Nevertheless, a couple years ago, as I was just reaching a stage of establishing that "yes," reaffirming that I could seek meaning and have faith in humanity, I had a discussion with a Rabbi. I wanted to talk to him about prayer and how I liked the singing and community feeling but had a tough time with the words I simply didn't believe. I disclaimered the conversation by saying, "To begin with, you should know that I'm an atheist." But the Rabbi turned that around on me and said, "What do you believe in?" And after I told him some short but spirited slice of my view of the universe he said something as silly as could be, yet something that has stuck with me. He said, "I think you and I believe in the same thing."

What?! And then he didn't even explain himself. It was hard to take seriously. He challenged my atheism without even challenging any of my beliefs. Just suggested I wasn't actually an atheist. And the strange thing is that two years later, though I still don't believe in a personal God or in any power that transcends the physical universe, I think he might be right. So what do I bellieve in?

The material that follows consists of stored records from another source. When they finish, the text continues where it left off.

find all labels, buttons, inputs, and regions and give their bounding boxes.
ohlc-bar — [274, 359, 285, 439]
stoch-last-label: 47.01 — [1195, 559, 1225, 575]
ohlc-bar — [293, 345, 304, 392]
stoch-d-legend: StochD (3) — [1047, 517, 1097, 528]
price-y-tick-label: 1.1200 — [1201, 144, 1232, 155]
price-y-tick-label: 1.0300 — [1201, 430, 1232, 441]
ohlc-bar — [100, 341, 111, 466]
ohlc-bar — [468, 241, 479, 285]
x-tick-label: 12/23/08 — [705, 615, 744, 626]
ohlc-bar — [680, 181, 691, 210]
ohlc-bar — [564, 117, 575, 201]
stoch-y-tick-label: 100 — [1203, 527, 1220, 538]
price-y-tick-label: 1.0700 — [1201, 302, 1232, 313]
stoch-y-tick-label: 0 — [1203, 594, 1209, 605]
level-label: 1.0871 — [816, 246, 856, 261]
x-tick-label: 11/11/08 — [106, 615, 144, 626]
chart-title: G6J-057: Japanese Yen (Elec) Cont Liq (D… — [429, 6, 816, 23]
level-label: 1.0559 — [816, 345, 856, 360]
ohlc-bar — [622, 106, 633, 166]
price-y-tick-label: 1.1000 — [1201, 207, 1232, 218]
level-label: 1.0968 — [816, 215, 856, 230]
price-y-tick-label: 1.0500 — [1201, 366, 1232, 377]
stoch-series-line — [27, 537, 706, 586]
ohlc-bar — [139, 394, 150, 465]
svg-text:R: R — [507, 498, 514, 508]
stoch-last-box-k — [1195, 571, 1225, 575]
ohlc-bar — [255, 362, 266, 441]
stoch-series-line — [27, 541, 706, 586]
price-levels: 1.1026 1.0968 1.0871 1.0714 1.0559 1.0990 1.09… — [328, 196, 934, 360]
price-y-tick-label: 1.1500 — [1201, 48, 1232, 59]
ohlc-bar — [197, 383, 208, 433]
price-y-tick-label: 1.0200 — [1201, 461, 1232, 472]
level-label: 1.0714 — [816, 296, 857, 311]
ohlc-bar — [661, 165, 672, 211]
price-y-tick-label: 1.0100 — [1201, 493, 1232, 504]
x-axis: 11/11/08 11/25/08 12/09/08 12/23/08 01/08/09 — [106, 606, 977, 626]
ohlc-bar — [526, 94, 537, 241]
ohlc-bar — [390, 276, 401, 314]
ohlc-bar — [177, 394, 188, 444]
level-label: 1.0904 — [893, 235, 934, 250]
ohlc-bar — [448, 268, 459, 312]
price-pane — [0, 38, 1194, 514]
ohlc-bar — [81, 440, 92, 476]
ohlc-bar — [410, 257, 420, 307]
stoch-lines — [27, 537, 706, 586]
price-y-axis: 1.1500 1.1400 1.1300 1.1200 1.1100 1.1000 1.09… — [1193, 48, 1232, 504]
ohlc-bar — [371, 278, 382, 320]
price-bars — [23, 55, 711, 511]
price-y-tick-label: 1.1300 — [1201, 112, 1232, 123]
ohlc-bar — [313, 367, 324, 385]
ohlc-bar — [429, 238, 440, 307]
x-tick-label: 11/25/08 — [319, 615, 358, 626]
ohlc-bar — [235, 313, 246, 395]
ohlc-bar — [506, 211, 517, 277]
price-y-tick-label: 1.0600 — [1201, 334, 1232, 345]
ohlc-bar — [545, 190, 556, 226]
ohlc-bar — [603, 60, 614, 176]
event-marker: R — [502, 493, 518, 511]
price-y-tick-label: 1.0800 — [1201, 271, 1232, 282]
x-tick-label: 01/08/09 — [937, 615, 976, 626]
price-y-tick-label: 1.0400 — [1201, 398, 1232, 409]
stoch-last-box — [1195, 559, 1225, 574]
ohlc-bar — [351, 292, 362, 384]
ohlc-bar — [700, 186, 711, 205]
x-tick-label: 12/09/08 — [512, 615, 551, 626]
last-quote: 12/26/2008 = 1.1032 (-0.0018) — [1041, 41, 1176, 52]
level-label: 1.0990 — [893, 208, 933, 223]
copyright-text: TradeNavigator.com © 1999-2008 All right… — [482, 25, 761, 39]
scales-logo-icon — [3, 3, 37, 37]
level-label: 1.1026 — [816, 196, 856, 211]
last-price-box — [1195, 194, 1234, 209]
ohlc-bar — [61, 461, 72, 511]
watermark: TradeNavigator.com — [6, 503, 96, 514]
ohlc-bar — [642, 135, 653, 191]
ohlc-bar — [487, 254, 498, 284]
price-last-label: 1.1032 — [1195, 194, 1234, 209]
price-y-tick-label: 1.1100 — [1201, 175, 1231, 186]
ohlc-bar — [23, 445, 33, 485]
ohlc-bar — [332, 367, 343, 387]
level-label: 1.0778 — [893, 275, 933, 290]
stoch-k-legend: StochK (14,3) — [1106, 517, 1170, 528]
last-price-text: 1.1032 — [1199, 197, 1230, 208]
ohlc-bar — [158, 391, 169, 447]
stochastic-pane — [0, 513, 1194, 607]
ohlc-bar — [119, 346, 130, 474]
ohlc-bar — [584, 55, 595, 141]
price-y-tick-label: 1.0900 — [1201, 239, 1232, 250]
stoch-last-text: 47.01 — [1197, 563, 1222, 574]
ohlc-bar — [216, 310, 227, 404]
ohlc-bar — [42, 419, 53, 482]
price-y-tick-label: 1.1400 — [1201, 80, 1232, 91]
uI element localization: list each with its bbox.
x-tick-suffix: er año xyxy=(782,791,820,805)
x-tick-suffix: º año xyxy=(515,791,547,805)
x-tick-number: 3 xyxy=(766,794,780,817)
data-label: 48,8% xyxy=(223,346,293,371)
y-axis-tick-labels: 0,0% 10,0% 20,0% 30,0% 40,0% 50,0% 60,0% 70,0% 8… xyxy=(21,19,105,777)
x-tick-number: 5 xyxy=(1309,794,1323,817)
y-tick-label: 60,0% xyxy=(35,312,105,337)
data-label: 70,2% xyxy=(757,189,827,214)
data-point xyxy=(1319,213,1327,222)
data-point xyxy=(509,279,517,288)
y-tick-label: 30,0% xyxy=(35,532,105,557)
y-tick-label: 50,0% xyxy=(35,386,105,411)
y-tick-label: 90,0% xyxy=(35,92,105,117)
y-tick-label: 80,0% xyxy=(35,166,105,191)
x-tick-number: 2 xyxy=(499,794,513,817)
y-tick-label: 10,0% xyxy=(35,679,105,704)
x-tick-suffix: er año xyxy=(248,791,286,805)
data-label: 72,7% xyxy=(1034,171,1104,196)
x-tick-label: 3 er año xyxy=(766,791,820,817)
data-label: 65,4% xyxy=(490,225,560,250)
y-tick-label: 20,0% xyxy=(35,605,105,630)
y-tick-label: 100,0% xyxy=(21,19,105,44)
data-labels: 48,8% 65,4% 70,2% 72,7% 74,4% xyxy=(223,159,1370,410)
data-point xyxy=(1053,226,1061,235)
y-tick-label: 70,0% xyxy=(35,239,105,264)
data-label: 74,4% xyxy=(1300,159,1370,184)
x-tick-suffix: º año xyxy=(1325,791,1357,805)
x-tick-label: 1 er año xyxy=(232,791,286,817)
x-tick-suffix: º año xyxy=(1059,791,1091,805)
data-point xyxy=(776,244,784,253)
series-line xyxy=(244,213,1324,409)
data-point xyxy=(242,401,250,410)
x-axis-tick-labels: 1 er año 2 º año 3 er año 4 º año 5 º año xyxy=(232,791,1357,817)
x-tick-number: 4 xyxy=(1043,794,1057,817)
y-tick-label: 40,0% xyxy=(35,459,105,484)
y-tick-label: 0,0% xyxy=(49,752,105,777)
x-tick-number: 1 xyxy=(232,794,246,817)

I believe that all the mass and energy of the universe originates from one infinitesimal point in space an time. I believe the fabric of things is deeply random both in the most micro of micro-est interactions of quantum particles and in the macro of macro-est tendency of the universe toward chaos. But I also believe that out of that chaos and randomness has evolved ever more complex order and structure. From simple molecules to stars and galaxies to solar systems to single-celled organisms to ecosystems to the human brain and human society. Islands of complexity evolving from self-sustaining to self-aware. And each moment of the past is present now; nothing new has been created only shaped from the transformations that came before.

And I find all of that pretty divine. Not least of all the fact that I'm capable of contemplating the whole thing in the first place. So that's it. After some 12 years of fierce atheism, I don't think I'm an atheist anymore.